1600-1800: No need to rehash gym dilemmas. They never change! Manage to do strength training and cardio this time: WIN

1830: Yum, healthy version of sesame chicken in the Crockpot! Eat 2 chicken breasts or eat brown rice? Eat 2 chicken breasts because, though I used to eat carbs like nobody's business, I now crave protein like I'm some grossly overdeveloped bodybuilder: WIN

2000:  TV time: sit on the couch in a reality show-induced stupor, or jump up during commercials and do sit-ups like the Energizer bunny on steroids? The stupor sounds better tonight: FAIL

2015: Succumb to the allure of sugar-free Fudgecicles, or abide by my no-eating-at-night rule? Alas, I have an addiction to these 80 calorie bites of deliciousness on a wooden stick (although weirdly enough, I can't stand having my tongue actually touch the wooden stick): FAIL

2300: Bedtime.

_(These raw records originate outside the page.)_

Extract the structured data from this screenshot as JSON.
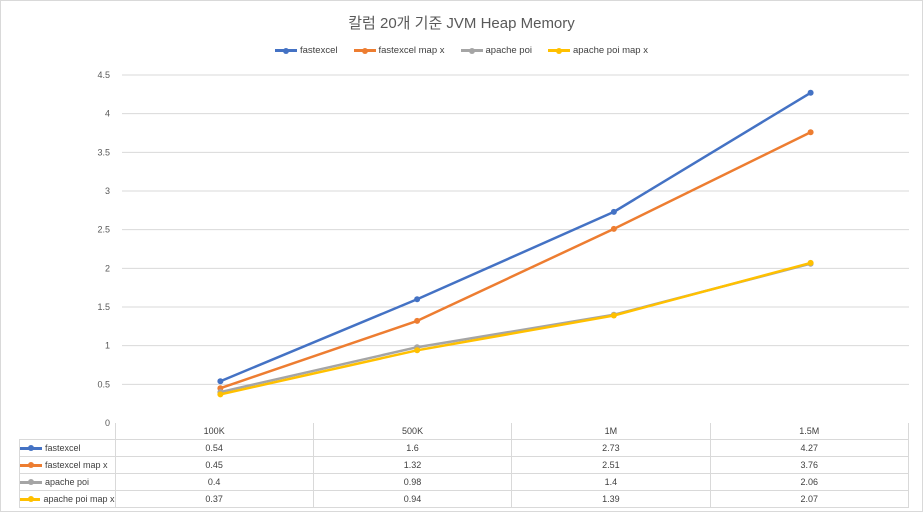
{
  "chart_data": {
    "type": "line",
    "title": "칼럼 20개 기준 JVM Heap Memory",
    "categories": [
      "100K",
      "500K",
      "1M",
      "1.5M"
    ],
    "series": [
      {
        "name": "fastexcel",
        "values": [
          0.54,
          1.6,
          2.73,
          4.27
        ],
        "color": "#4472C4"
      },
      {
        "name": "fastexcel map x",
        "values": [
          0.45,
          1.32,
          2.51,
          3.76
        ],
        "color": "#ED7D31"
      },
      {
        "name": "apache poi",
        "values": [
          0.4,
          0.98,
          1.4,
          2.06
        ],
        "color": "#A5A5A5"
      },
      {
        "name": "apache poi map x",
        "values": [
          0.37,
          0.94,
          1.39,
          2.07
        ],
        "color": "#FFC000"
      }
    ],
    "y_ticks": [
      "0",
      "0.5",
      "1",
      "1.5",
      "2",
      "2.5",
      "3",
      "3.5",
      "4",
      "4.5"
    ],
    "ylim": [
      0,
      4.5
    ],
    "grid": true,
    "legend": "top",
    "data_table": true
  }
}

Set alarm for soul-crushingly early time time, or sleep later like the lazy bum I masochistically set my iPhone to tell me that I am? Set alarm and consider making a kinder wake-up message on phone: WIN

So, in hindsight, hopefully everyone can read military time. I'm not changing the times now! Sorry, guess it's the nurse in me. If you can't decipher it, google it. It's not hard. Hope everyone enjoyed this venture into my thoughts.

Also, as promised last week, an update on the results of  increasing my calories. I lost 5.2 lbs! So weird to think eating more calories did that.